Doña Asunta tiene 60 años y unas manos el doble de grandes que las mías. Es quechua, pero nos entendemos en español. Cuando nos saludamos estamos a 4.300 metros de altura, y cae un sol de justicia. Las nueve de la mañana y el cielo es de un azul milenario. No hay nubes, ni se anuncian en la lejanía. Pero si uno mira a las alturas hay hilos de polvo que salen del Monstruo. Los malos humos del Cerro rico de Potosí.

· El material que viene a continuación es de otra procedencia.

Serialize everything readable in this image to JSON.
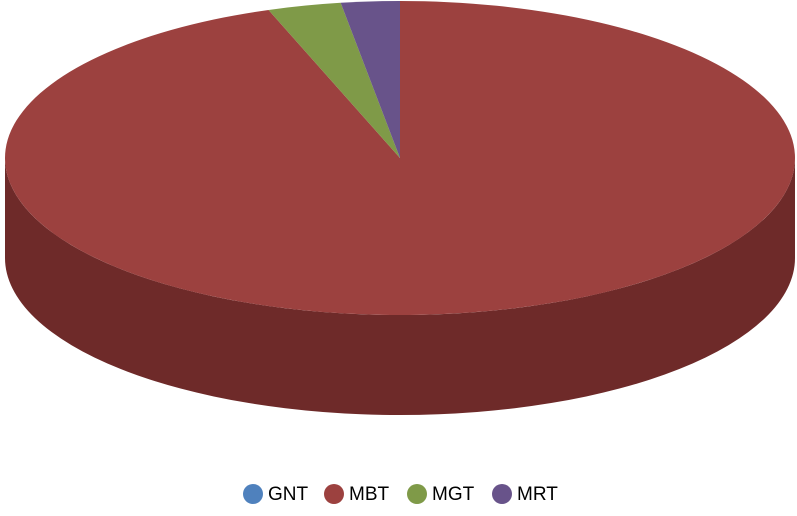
{
  "chart_data": {
    "type": "pie",
    "categories": [
      "GNT",
      "MBT",
      "MGT",
      "MRT"
    ],
    "values": [
      0,
      94.6,
      3,
      2.4
    ],
    "colors": [
      "#4f81bd",
      "#9c413f",
      "#7f9a48",
      "#68538a"
    ],
    "side_colors": [
      "#365a85",
      "#6e2a29",
      "#5a6d33",
      "#4a3b62"
    ],
    "legend": "bottom"
  }
}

Doña Asunta lleva 20 años trabajando al lado de la mina de Paillaviri. Son los mismos años que hace que su marido murió en las entrañas del Monstruo, en los túneles de la montaña. Tiene seis hijos y una mirada de bronce. Su cara es puro surco, arada por el sol y el frío andino.

Doña Asunta se deja preguntar y sonríe. Sabe que traigo algo para ella. Le digo que Roberto, un antiguo minero, me ha dicho que viniera a visitarla. Saco el tabaco de liar y me pide uno. Se lo lío con cariño. También le ofrezco una bolsa de hoja de coca. Los dos la necesitamos. Cuesta respirar. Akulliku. Akulliku. Akulliku.


Doña Asunta es una palliri. De las entrañas del Monstruo se pierden o se caen por desidia bloques de roca que los mineros han escarbado de su estómago. Todo aquello que no acaba en los camiones, lo recogen las palliris, generalmente mamitas mayores. Ya casi no queda plata, pero el Cerro Rico sigue dando estaño, zinc, plomo. Las cifras que me da Doña Asunta concuerdan con las de Roberto o la FEDECOMIN (agrupa a las cooperativas de mineros): entre 500 y 700 bolivianos (entre 55 y 80 euros en un cálculo ràpido) cada cuatro meses. Un festival, vamos.

Le pido permiso para fotografiarla y sonríe. Me muestra las hojas de coca, las guarda y extiende el brazo. De su palma aparecen conglomerados de minerales. Es su sueldo para hoy. "Foto" dice, y extiende más la mano. Sentada, mascando coca con pausa, pidiéndole que le encendiera los cigarrillos, daba golpes con una maza sobre unos bloques que se rompían con facilidad. Sus manos expertas botaban o separaban con una rapidez alucinante lo que valía o no la pena.

Nos hemos contado la vida durante unas dos horas y era gracioso verla atenta cuando le explicaba cosas de España. Sólo me ha hecho una pregunta: "¿ya marcha usted?" cuando recogía el equipo fotográfico y le estiraba la mano para saludarla. La despedida ha sido larga.

Cuando caminaba hacia la mina ha llegado un hombre que me ha dado dos gritos. No podía estar aquí. Le he dicho que estaba esperando una autorización de la FEDECOMIN para el lunes y que sólo había venido a charlar con las palliris. Silencio.

Tenía ganas de bajar hasta la ciudad caminando, pero los borrachos me ha desistido de ello. Es un mal minero como tantos, como la silicosis, los accidentes, o el hambre.